DutyTTE: Deciphering Uncertainty in Origin-Destination Travel Time Estimation
This work addresses uncertainty estimation for travel time prediction, which is crucial for applications like navigation and logistics, but it appears incremental as it builds on existing methods with specific improvements.
The paper tackles uncertainty quantification in travel time estimation by proposing DutyTTE, which uses deep reinforcement learning to predict paths aligned with ground truth and a mixture of experts mechanism to model segment-level uncertainty, achieving superior results in experiments on two real-world datasets.

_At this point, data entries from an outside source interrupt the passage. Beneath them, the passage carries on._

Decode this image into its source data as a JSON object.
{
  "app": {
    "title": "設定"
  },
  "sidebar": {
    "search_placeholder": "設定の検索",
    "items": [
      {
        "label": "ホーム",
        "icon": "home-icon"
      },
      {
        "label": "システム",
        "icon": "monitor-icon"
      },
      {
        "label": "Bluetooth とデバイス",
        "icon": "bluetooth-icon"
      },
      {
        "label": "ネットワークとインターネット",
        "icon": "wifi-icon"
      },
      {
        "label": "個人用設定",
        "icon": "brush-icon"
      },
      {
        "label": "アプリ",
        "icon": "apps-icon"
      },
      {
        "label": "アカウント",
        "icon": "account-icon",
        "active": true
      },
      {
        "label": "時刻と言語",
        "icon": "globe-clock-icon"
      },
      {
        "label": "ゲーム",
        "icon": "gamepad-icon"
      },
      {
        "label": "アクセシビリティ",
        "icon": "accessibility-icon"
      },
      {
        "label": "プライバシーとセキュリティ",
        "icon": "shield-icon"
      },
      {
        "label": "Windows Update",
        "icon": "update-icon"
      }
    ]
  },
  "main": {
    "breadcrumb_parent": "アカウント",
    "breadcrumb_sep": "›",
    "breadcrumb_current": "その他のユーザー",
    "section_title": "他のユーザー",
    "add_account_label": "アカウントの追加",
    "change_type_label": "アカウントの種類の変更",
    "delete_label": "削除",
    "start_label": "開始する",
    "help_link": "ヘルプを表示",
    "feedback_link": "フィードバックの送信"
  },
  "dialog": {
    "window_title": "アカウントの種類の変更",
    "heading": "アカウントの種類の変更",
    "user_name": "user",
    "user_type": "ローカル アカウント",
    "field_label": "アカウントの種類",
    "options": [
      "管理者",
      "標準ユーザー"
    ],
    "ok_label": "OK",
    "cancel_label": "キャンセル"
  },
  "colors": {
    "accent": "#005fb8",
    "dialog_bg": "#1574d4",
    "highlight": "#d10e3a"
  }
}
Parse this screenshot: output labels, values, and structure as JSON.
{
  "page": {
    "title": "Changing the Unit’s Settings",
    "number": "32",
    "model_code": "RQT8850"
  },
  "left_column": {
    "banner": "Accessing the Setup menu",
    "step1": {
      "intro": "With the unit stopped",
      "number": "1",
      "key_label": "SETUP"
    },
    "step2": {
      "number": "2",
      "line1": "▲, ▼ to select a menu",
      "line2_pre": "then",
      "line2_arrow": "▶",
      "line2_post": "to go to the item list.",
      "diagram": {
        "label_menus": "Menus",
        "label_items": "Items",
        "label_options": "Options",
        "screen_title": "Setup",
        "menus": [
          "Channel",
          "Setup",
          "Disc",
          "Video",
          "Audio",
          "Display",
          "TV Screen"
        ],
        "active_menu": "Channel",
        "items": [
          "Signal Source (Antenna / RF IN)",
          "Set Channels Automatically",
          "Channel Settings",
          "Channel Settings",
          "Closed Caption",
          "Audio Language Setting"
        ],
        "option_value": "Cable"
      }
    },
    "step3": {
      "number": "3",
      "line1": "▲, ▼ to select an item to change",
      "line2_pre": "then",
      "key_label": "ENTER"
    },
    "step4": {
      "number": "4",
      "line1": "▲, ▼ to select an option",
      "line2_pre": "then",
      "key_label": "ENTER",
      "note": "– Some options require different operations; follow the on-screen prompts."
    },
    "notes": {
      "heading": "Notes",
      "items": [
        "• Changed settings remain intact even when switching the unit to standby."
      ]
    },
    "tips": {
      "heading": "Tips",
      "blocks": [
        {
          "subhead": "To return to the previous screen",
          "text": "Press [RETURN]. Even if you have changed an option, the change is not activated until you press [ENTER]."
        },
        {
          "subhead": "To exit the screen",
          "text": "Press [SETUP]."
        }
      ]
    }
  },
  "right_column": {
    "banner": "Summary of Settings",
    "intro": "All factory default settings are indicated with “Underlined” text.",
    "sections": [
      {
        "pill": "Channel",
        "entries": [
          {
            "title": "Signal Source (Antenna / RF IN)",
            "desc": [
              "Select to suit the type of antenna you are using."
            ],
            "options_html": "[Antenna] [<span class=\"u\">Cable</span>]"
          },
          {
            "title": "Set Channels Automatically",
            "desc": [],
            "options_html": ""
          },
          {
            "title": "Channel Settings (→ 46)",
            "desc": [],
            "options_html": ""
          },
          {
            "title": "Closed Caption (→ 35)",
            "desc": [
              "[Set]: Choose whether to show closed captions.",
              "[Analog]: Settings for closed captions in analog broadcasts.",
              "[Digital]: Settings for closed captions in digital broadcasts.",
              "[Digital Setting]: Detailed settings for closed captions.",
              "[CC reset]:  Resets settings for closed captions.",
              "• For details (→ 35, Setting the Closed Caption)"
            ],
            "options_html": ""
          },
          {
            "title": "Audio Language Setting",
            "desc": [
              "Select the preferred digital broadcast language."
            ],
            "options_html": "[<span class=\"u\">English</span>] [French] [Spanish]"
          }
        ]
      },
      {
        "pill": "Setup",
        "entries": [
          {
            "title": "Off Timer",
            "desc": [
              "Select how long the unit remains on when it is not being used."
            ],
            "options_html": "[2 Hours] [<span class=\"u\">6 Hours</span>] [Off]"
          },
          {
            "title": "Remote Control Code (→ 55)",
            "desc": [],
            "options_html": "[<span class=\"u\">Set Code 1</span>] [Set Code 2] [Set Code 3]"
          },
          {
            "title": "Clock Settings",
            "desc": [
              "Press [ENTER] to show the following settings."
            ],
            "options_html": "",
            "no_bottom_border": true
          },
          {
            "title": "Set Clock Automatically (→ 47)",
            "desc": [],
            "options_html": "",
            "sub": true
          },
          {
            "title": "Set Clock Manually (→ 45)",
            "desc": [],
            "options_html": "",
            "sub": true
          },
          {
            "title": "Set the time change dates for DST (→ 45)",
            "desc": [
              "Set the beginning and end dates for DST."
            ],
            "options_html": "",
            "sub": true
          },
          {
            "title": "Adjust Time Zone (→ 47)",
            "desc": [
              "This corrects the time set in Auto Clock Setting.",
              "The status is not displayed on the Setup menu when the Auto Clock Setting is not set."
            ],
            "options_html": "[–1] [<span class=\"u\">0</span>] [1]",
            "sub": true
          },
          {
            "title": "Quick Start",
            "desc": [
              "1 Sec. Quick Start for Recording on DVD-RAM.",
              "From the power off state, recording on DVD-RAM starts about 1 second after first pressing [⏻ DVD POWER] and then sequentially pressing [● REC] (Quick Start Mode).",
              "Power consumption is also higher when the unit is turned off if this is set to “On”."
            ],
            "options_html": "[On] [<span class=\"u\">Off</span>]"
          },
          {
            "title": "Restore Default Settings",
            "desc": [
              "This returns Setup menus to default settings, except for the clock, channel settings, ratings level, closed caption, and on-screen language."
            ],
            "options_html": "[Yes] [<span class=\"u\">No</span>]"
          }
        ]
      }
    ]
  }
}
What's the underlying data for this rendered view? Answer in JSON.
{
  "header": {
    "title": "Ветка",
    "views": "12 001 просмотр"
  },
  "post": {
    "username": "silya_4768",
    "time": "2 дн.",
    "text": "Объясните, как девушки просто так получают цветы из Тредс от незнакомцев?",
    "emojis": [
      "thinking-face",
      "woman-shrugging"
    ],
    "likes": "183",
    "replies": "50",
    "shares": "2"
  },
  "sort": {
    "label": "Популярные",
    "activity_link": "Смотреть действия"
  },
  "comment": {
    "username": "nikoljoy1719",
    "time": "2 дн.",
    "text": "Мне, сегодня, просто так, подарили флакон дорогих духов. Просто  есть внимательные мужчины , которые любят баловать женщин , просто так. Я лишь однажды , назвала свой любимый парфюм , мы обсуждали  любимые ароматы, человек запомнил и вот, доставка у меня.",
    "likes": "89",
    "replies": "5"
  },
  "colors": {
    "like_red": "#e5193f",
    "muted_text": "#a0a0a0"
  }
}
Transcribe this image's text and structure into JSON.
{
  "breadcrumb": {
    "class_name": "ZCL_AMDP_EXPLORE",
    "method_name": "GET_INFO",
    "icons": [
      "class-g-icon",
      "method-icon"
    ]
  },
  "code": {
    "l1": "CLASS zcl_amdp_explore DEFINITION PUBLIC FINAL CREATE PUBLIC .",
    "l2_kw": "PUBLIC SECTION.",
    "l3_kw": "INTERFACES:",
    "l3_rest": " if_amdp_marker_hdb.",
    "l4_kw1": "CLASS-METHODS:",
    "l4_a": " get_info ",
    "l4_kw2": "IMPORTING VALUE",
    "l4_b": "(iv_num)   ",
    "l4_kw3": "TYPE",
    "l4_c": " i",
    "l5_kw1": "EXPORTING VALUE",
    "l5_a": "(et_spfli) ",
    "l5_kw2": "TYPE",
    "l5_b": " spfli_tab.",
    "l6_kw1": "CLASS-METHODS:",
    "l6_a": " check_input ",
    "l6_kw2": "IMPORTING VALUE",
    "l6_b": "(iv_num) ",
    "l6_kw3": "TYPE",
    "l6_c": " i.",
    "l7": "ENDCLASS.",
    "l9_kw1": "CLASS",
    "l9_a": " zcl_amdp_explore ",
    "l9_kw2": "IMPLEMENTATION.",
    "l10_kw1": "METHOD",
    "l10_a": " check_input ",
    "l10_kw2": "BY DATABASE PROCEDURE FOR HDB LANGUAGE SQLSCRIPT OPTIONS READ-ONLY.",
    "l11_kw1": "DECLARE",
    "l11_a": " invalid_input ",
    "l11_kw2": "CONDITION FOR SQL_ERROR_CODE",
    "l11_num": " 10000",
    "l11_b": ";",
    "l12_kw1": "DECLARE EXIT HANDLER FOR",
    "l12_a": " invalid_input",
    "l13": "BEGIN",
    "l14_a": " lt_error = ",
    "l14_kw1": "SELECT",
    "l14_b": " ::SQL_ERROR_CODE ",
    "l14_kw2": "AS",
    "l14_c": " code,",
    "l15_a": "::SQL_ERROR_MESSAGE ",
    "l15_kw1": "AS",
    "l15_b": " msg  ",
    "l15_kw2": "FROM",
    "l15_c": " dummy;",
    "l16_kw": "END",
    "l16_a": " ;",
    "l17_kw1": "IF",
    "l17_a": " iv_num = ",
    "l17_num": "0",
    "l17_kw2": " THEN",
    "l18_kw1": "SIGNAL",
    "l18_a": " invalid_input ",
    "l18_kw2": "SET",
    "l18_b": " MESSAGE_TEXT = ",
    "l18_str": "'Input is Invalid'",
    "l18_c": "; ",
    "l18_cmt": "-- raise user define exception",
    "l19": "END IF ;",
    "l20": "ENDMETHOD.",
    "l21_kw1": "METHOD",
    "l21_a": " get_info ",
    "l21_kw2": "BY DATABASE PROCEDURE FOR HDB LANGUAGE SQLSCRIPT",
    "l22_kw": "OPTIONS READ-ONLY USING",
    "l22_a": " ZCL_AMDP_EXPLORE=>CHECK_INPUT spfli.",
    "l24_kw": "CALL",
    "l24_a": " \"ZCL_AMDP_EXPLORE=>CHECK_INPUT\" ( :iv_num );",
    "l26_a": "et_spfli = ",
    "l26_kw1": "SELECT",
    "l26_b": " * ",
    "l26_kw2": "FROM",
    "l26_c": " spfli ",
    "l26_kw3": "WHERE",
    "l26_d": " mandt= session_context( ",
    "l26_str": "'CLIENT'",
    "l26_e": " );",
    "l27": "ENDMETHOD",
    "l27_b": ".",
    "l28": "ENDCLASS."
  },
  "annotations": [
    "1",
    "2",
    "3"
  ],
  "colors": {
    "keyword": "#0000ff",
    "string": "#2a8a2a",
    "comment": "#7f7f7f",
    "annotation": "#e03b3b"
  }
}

Uncertainty quantification in travel time estimation (TTE) aims to estimate the confidence interval for travel time, given the origin (O), destination (D), and departure time (T). Accurately quantifying this uncertainty requires generating the most likely path and assessing travel time uncertainty along the path. This involves two main challenges: 1) Predicting a path that aligns with the ground truth, and 2) modeling the impact of travel time in each segment on overall uncertainty under varying conditions. We propose DutyTTE to address these challenges. For the first challenge, we introduce a deep reinforcement learning method to improve alignment between the predicted path and the ground truth, providing more accurate travel time information from road segments to improve TTE. For the second challenge, we propose a mixture of experts guided uncertainty quantification mechanism to better capture travel time uncertainty for each segment under varying contexts. Additionally, we calibrate our results using Hoeffding's upper-confidence bound to provide statistical guarantees for the estimated confidence intervals. Extensive experiments on two real-world datasets demonstrate the superiority of our proposed method.